19 de junho de 2012 | 19h10

Tânia Monteiro, enviada especial ao Rio

Rio – Na contramão dos demais integrantes do governo, o ministro-chefe da Secretaria Geral, Gilberto Carvalho, afirmou que o texto apresentado nesta terça-feira “não é o texto definitivo” e “muita água ainda vai rolar” com a chegada e a discussão entre os chefes de Estado. “Só quero lembrar que é uma tradição que os chefes de Estado não venham aqui só para assinar. Eles vêm para dar continuidade e retomar esta discussão. Então, é evidente que pode haver, como já citei o caso da conferência de Copenhague, que podem haver sim mudanças a partir do que foi apresentado. Este é um subsídio básico importantíssimo porque foi discutido por delegados, mas que segue com a sua discussão. O que vai acontecer nos próximos três dias aqui não é simplesmente um ritual de passagem dos dirigentes, mas sim um processo de debate”, avisou.

Em entrevista no Riocentro, ao falar sobre as discussões envolvendo os movimentos sociais, Gilberto Carvalho disse que não estava participando das negociações sobre o documento a ser apresentado aos chefes de Estado, mas lembrou que os chefes de Estado, quando chegam para a reunião, ainda podem discutir o que foi apreciado pelas delegações e propor modificações. “Por isso, achamos que muita coisa ainda vai acontecer porque há uma dinâmica importante na qual nós apostamos aqui no Riocentro a partir de amanhã cedo”, afirmou ele reiterando que o texto apresentado é um “texto base” e haverá muita discussão dele. “E penso que as críticas são até importantes para contribuir com este debate”, emendou.

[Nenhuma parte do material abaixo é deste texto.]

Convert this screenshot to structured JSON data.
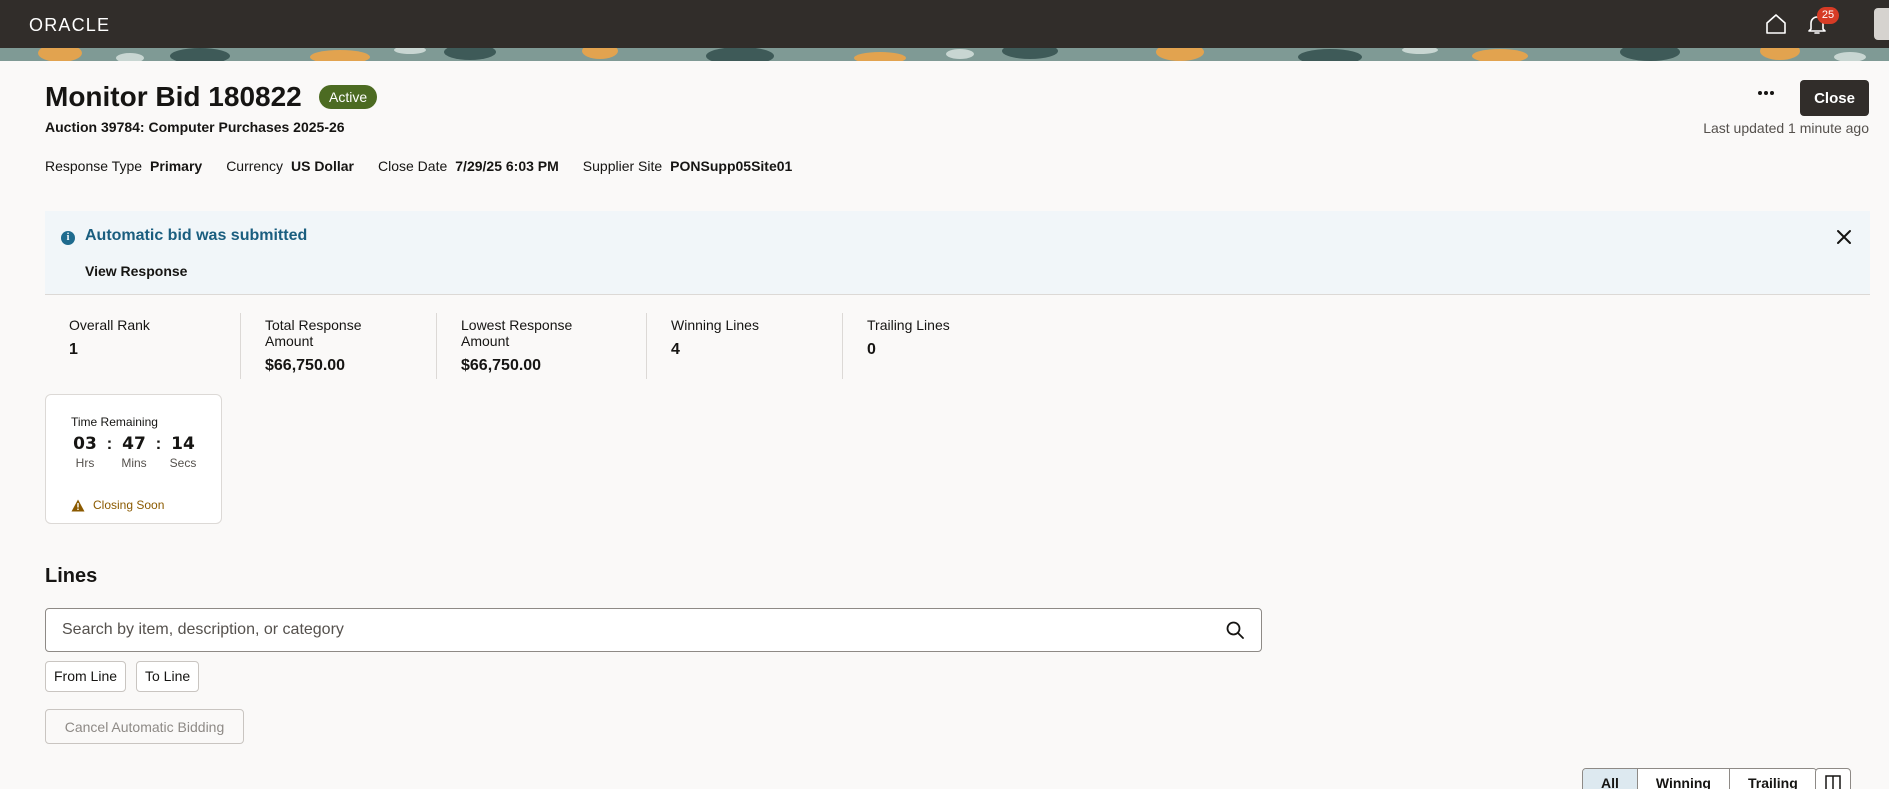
{
  "brand": {
    "logo_text": "ORACLE"
  },
  "header": {
    "notification_count": "25"
  },
  "page": {
    "title": "Monitor Bid 180822",
    "status": "Active",
    "subtitle": "Auction 39784: Computer Purchases 2025-26",
    "close_label": "Close",
    "last_updated": "Last updated 1 minute ago"
  },
  "meta": [
    {
      "label": "Response Type",
      "value": "Primary"
    },
    {
      "label": "Currency",
      "value": "US Dollar"
    },
    {
      "label": "Close Date",
      "value": "7/29/25 6:03 PM"
    },
    {
      "label": "Supplier Site",
      "value": "PONSupp05Site01"
    }
  ],
  "alert": {
    "title": "Automatic bid was submitted",
    "link": "View Response"
  },
  "metrics": [
    {
      "label": "Overall Rank",
      "value": "1"
    },
    {
      "label": "Total Response Amount",
      "value": "$66,750.00"
    },
    {
      "label": "Lowest Response Amount",
      "value": "$66,750.00"
    },
    {
      "label": "Winning Lines",
      "value": "4"
    },
    {
      "label": "Trailing Lines",
      "value": "0"
    }
  ],
  "timer": {
    "label": "Time Remaining",
    "hours": "03",
    "hours_unit": "Hrs",
    "minutes": "47",
    "minutes_unit": "Mins",
    "seconds": "14",
    "seconds_unit": "Secs",
    "warning": "Closing Soon"
  },
  "lines": {
    "heading": "Lines",
    "search_placeholder": "Search by item, description, or category",
    "from_line": "From Line",
    "to_line": "To Line",
    "cancel_label": "Cancel Automatic Bidding",
    "filters": [
      "All",
      "Winning",
      "Trailing"
    ],
    "active_filter": "All"
  },
  "colors": {
    "topbar": "#312d2a",
    "status_active": "#4c6b22",
    "alert_title": "#1a5e7f",
    "warning": "#8b5a00",
    "badge": "#d63b25"
  }
}
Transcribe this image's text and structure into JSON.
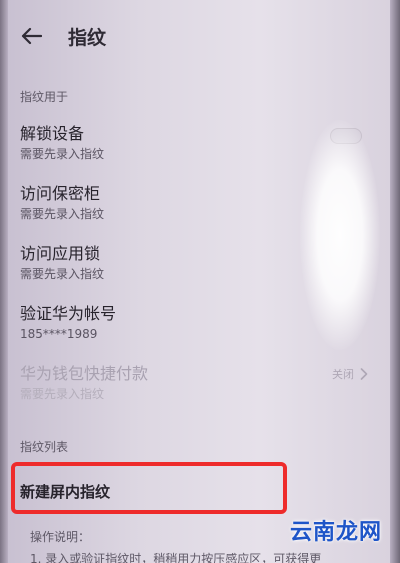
{
  "header": {
    "title": "指纹"
  },
  "section_usage": {
    "label": "指纹用于"
  },
  "items": [
    {
      "title": "解锁设备",
      "subtitle": "需要先录入指纹"
    },
    {
      "title": "访问保密柜",
      "subtitle": "需要先录入指纹"
    },
    {
      "title": "访问应用锁",
      "subtitle": "需要先录入指纹"
    },
    {
      "title": "验证华为帐号",
      "subtitle": "185****1989"
    },
    {
      "title": "华为钱包快捷付款",
      "subtitle": "需要先录入指纹",
      "status": "关闭"
    }
  ],
  "section_list": {
    "label": "指纹列表"
  },
  "new_fingerprint": {
    "label": "新建屏内指纹"
  },
  "help": {
    "title": "操作说明：",
    "line1": "1. 录入或验证指纹时，稍稍用力按压感应区，可获得更"
  },
  "watermark": {
    "text": "云南龙网"
  },
  "colors": {
    "highlight": "#ee2b2b",
    "watermark": "#1e55c8"
  },
  "icons": {
    "back": "arrow-left",
    "status_chevron": "chevron-right"
  }
}
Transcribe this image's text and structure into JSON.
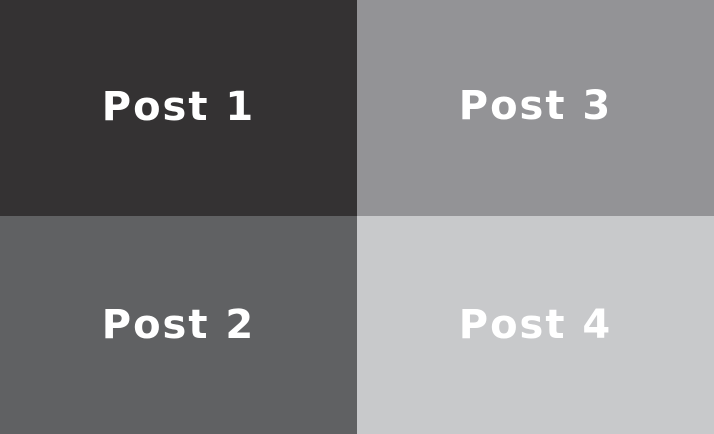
{
  "posts": [
    {
      "label": "Post 1",
      "color": "#343233"
    },
    {
      "label": "Post 3",
      "color": "#939396"
    },
    {
      "label": "Post 2",
      "color": "#606163"
    },
    {
      "label": "Post 4",
      "color": "#c8c9cb"
    }
  ]
}
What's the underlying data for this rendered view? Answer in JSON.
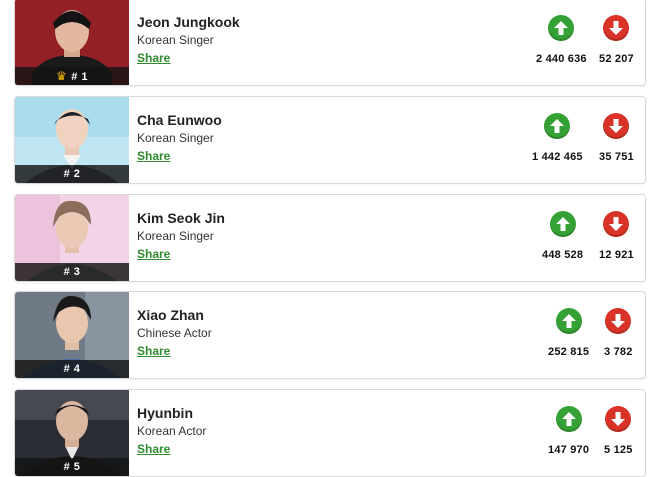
{
  "entries": [
    {
      "rank": "# 1",
      "name": "Jeon Jungkook",
      "role": "Korean Singer",
      "share_label": "Share",
      "up_count": "2 440 636",
      "down_count": "52 207",
      "crown_icon": "crown-icon"
    },
    {
      "rank": "# 2",
      "name": "Cha Eunwoo",
      "role": "Korean Singer",
      "share_label": "Share",
      "up_count": "1 442 465",
      "down_count": "35 751"
    },
    {
      "rank": "# 3",
      "name": "Kim Seok Jin",
      "role": "Korean Singer",
      "share_label": "Share",
      "up_count": "448 528",
      "down_count": "12 921"
    },
    {
      "rank": "# 4",
      "name": "Xiao Zhan",
      "role": "Chinese Actor",
      "share_label": "Share",
      "up_count": "252 815",
      "down_count": "3 782"
    },
    {
      "rank": "# 5",
      "name": "Hyunbin",
      "role": "Korean Actor",
      "share_label": "Share",
      "up_count": "147 970",
      "down_count": "5 125"
    }
  ],
  "colors": {
    "upvote": "#35a135",
    "downvote": "#d93327",
    "share_link": "#2f8c2f",
    "crown": "#f2b705"
  },
  "icons": {
    "upvote": "arrow-up-icon",
    "downvote": "arrow-down-icon"
  }
}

O ministro não quis apontar o que poderia ser ainda alterado no texto ou quis falar sobre retrocessos. Ele reconheceu que foi “um grande alívio” se ter chegado a um texto final. Mas ressaltou que, a partir daí, pode-se seguir trabalhando para avançar ainda mais.

Gilberto Carvalho destacou a importância dos movimentos sociais para contribuir na discussão do documento final, embora reconheça que as suas críticas e sugestões poderão não ser integrado ao texto. “Esperamos que o documento seja o melhor possível, o mais avançado e que arranque o maior numero de compromissos buscando as prioridades”, completou o ministro.